Almost a decade since its launch, and 2,245 exoplanet discoveries later, Nasa’s plucky Kepler telescope is said to be on its last legs. 

Kepler is dying: Nasa's plucky Kepler Space Telescope has only months left to live as fuel runs low

System engineer Charlie Sobeck has announced that Kepler’s fuel tank “will run dry within several months” as the agency gears up to cease flight operations and awaits the dreaded fuel-low warning. 

 Kepler is an observatory dedicated to finding planets outside our solar system. Since its 2009 launch, the Kepler Space Telescope has helped astonomers discover 2,245 exoplanets, with a further 2,342 yet to be confirmed. At least 30 of these are exoplanets that are less than twice the size of Earth and which sit in the habitable zones of their stars. This increases the chances of finding life on such exoplanets. Many of these exoplanets were spotted in a small region of the constellation Cygnus, at which Kepler was pointed for the first four years of its mission. 

In addition, K2, the second part of Kepler’s mission, has found 479 exoplanets, with 307 still to be confirmed. 
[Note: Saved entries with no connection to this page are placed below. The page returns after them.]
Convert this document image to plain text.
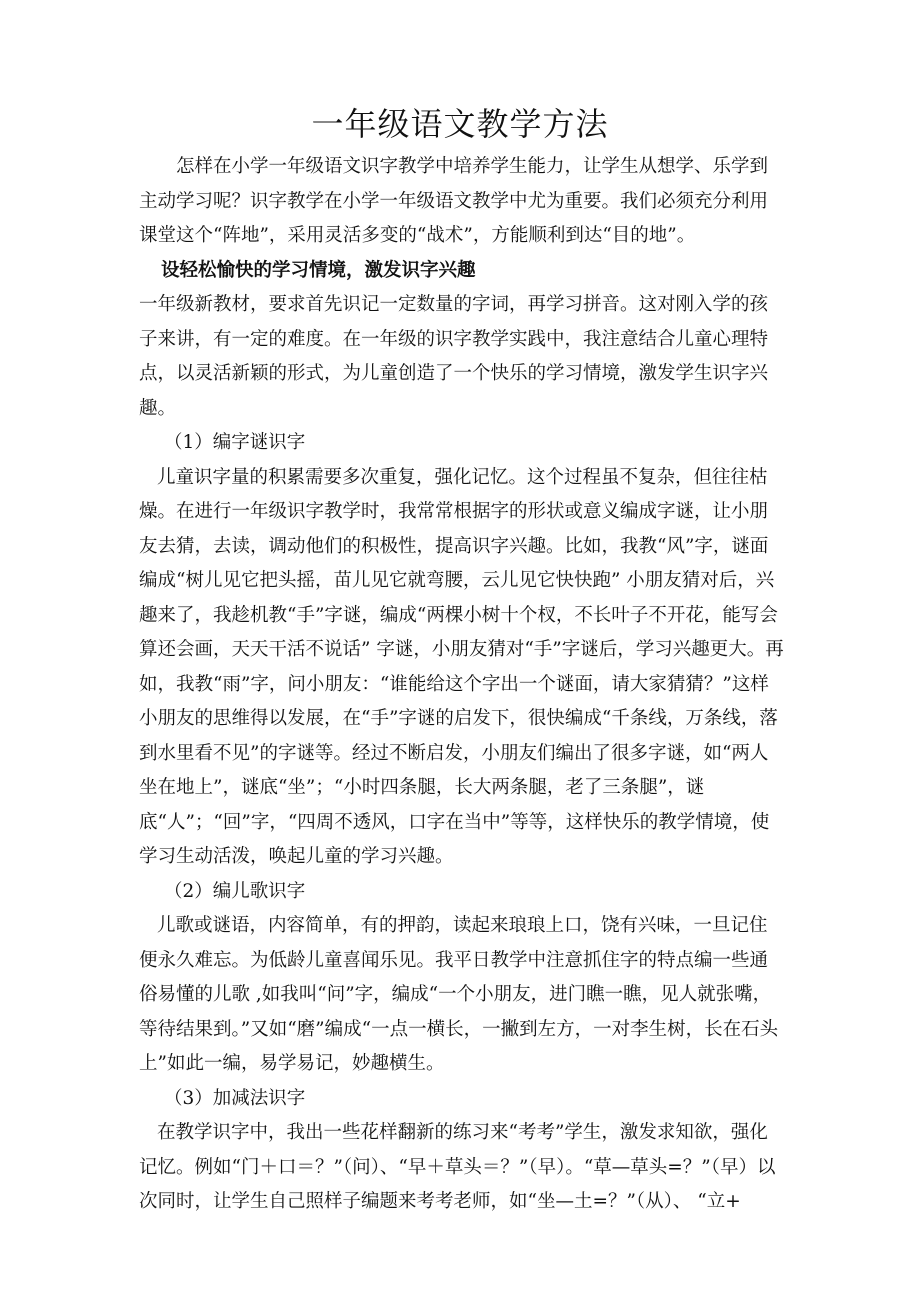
一年级语文教学方法

怎样在小学一年级语文识字教学中培养学生能力，让学生从想学、乐学到主动学习呢？识字教学在小学一年级语文教学中尤为重要。我们必须充分利用课堂这个“阵地”，采用灵活多变的“战术”，方能顺利到达“目的地”。

设轻松愉快的学习情境，激发识字兴趣

一年级新教材，要求首先识记一定数量的字词，再学习拼音。这对刚入学的孩子来讲，有一定的难度。在一年级的识字教学实践中，我注意结合儿童心理特点，以灵活新颖的形式，为儿童创造了一个快乐的学习情境，激发学生识字兴趣。

（1）编字谜识字

儿童识字量的积累需要多次重复，强化记忆。这个过程虽不复杂，但往往枯燥。在进行一年级识字教学时，我常常根据字的形状或意义编成字谜，让小朋友去猜，去读，调动他们的积极性，提高识字兴趣。比如，我教“风”字，谜面编成“树儿见它把头摇，苗儿见它就弯腰，云儿见它快快跑” 小朋友猜对后，兴趣来了，我趁机教“手”字谜，编成“两棵小树十个杈，不长叶子不开花，能写会算还会画，天天干活不说话” 字谜，小朋友猜对“手”字谜后，学习兴趣更大。再如，我教“雨”字，问小朋友：“谁能给这个字出一个谜面，请大家猜猜？”这样小朋友的思维得以发展，在“手”字谜的启发下，很快编成“千条线，万条线，落到水里看不见”的字谜等。经过不断启发，小朋友们编出了很多字谜，如“两人坐在地上”，谜底“坐”；“小时四条腿，长大两条腿，老了三条腿”，谜底“人”；“回”字，“四周不透风，口字在当中”等等，这样快乐的教学情境，使学习生动活泼，唤起儿童的学习兴趣。

（2）编儿歌识字

儿歌或谜语，内容简单，有的押韵，读起来琅琅上口，饶有兴味，一旦记住便永久难忘。为低龄儿童喜闻乐见。我平日教学中注意抓住字的特点编一些通俗易懂的儿歌 ,如我叫“问”字，编成“一个小朋友，进门瞧一瞧，见人就张嘴，等待结果到。”又如“磨”编成“一点一横长，一撇到左方，一对李生树，长在石头上”如此一编，易学易记，妙趣横生。

（3）加减法识字

在教学识字中，我出一些花样翻新的练习来“考考”学生，激发求知欲，强化记忆。例如“门＋口＝？”（问）、“早＋草头＝？”（早）。“草—草头=？”（早）以次同时，让学生自己照样子编题来考考老师，如“坐—土=？”（从）、 “立+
“Our current estimates are that Kepler’s tank will run dry within several months—but we’ve been surprised by its performance before,” said Sobeck. “So, while we anticipate flight operations ending soon, we are prepared to continue as long as the fuel allows.”


The “surprise” Sobeck refers to an incident in 2013 when a mechanical failure almost knocked Kepler out of action. 

Before Kepler’s death, Sobeck and his team plan to collect as much data as possible before the loss of the fuel-powered thrusters stops them from being able to aim the spacecraft in the way they previously have. Sobeck added that the team even has plans to take final calibration data with the last bit of fuel, “if the opportunity presents itself.”

“Without a gas gauge, we have been monitoring the spacecraft for warning signs of low fuel — such as a drop in the fuel tank’s pressure and changes in the performance of the thrusters,” continued Sobeck. “But in the end, we only have an estimate – not precise knowledge.

“It’s like trying to decide when to gas up your car. Do you stop now? Or try to make it to the next station? In our case, there is no next station, so we want to stop collecting data while we’re still comfortable that we can aim the spacecraft to bring it back to Earth. We will continue to provide updates on the science and the spacecraft, which has yet to show warning signs.”


Kepler: What is it?

You’ll hear the term “telescope” to describe Kepler, although that’s only half of the story. Kepler is in fact a space observatory, launched by Nasa in March 2009 to discover Earth-sized planets orbiting stars.

The spacecraft is named after German astronomer Johannes Kepler (1571-1630), esteemed contemporary of Galileo, and the man responsible for ameliorating the refracting telescope.

Kepler: What does it do?

Kepler is kitted out with a photometer, an instrument that monitors the brightness of more than 145,000 main sequence stars – stars which fuse hydrogen atoms to form helium atoms in their cores, making up about 90% of stars in the universe.

The data picked up by Kepler’s photometer is transmitted to Earth, where it’s analysed – with the help of Google’s AI – to discern periodic dimming. These lapses in brilliance (of the stars, that is, not Nasa’s engineers) are caused by exoplanets in orbit, obscuring their host star.

Its official scientific objective is “to explore the structure and diversity of planetary systems”, which includes determining the sizes and shapes of such planets, estimating how many planets there are in multiple-star systems, studying orbit sizes and planet reflectivities, sizes, masses and densities of giant planets and more.